Disaster cards are simple to figure out, and often comparatively easy to resolve. When a Disaster Card is revealed it gives you a location on the map, the type of rescue it is (Air, Land, Sea, or Space), and usually a difficulty number that must be rolled to succeed along with any potential bonuses to the roll. For example Operation: Crash Drive requires a roll of 9 in the North Atlantic, with a +2 bonus if Thunderbird 1 is at that location, another +2 if Alan is aboard Thunderbird 5, plus Gordon always gets a +2 bonus if he is the character attempting a Sea Rescue. Suddenly the player may only need to roll a 3 on two dice. However, even if success is assured on one die, the second may cause problems if the Hood icon is rolled. Whenever the Hood icon is rolled The Hood figure moves ahead revealing a new problematic Event or activating a Scheme (defeating the players). Similarly, there are eight cards spaced out in the 55 cards Disaster Deck that also advances The Hood.

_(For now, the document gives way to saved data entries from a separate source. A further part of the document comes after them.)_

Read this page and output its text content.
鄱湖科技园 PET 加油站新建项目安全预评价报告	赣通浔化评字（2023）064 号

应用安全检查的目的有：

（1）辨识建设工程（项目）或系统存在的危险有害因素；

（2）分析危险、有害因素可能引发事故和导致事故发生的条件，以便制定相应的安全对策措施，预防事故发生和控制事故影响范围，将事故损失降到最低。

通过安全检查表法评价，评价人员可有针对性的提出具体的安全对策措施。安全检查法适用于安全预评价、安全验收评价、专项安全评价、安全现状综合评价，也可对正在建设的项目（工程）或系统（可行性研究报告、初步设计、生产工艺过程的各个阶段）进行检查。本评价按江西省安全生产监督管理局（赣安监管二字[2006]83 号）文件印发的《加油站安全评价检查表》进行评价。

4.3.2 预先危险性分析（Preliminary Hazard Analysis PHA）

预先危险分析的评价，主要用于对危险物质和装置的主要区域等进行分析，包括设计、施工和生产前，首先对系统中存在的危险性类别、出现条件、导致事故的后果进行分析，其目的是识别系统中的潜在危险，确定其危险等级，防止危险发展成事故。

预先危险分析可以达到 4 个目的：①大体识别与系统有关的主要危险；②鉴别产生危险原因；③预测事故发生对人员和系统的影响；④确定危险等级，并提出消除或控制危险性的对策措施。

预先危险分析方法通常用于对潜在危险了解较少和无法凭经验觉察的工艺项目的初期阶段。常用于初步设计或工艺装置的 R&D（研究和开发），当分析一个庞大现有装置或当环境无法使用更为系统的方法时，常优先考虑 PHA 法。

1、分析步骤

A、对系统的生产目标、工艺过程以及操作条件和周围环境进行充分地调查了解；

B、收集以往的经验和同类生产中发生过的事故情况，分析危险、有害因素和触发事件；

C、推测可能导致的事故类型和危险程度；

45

The solitaire play works almost identically to co-op play, except that the single player directly controls three characters, and there is a handy turn marker included that is used to indicate which of the three characters is currently active. When that character’s turn is over, the marker moves to the next character, and a Disaster is revealed just like a co-op game. While there are other games that use multiple characters for solo play, having both the ability and necessity to move other characters around you makes this mechanic vital to Thunderbirds. The other aspect that changes in solitaire play is that you can use a full turn to swap the active character out for any of the remaining characters not currently in use. This is important since there are some Disasters or Events, and even more Schemes, that are significantly harder without certain characters in being used. That doesn’t mean those same cards aren’t just as hard to deal with in a group, but having more friend’s brains trying to find a solution together makes a potentially impossible situation less frustrating than by yourself.
This is a great game. Modiphius has managed to build in all the stress and pressure that a good disaster-based co-op game needs, but still keep the lighter tone that exemplified the original sixties tv program. I picked up all three expansions that are out for Thunderbirds, and I’m looking forward to integrating them into my game over next few months.